Indeed, China has tremendous domestic challenges. Also, not to mention 1 Billion people could likely lift up and migrate to cities in a matter of 5 to 10 decades.
I was in Beijing recently and a local told me “Beijingers are now minorities.” I thought, what? Beijing’s population was 4 to 5 million, but it has swelled to 19 million in the last few decades. This brings about tremendous stress to society.
xian says
“Wolff didn’t elaborate on why the U.S. has been consistently making “bad policy decisions” in favor of short-term politically expedient ones.”
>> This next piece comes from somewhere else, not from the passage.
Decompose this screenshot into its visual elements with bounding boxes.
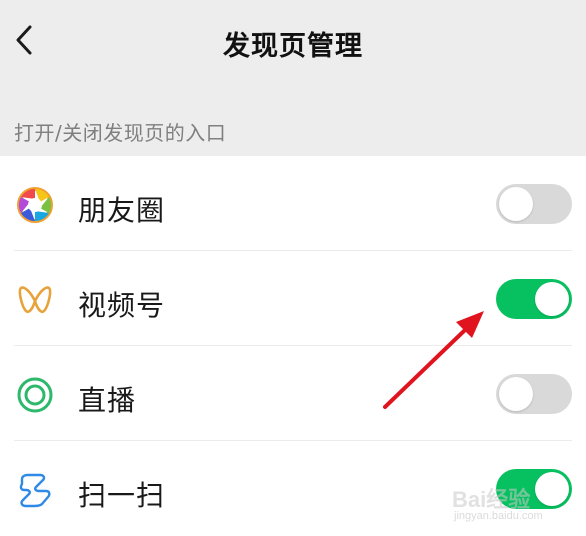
annotation-arrow <box>383 311 484 409</box>
baidu-watermark: Bai经验 jingyan.baidu.com <box>450 480 580 530</box>
watermark-url: jingyan.baidu.com <box>454 510 543 522</box>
In short because the US is a democracy with 4 year terms. Each party spends half its time fighting off the other party, half its time winning a popularity contest within its own party, all the while constantly preparing to midterms and reelections. Sure, most Americans realize they should spend less. But they’re not willing to give up their ideological positions. Democrats don’t want to cut back on health care, Republicans don’t want to cut back on military, and so on. With the rhetoric being spewed you’d think it was civil war in there.
raventhorn2000 says
“Wolff didn’t elaborate on why the U.S. has been consistently making “bad policy decisions” in favor of short-term politically expedient ones.”
It is not merely wasteful for the parties to fight over each other for control, it also “dumbs down” extremely complicated policy issues into moralistic soundbites. When soundbites control the debate, then there can be no effective long term policies, because long term benefits cannot always be boiled down to soundbites.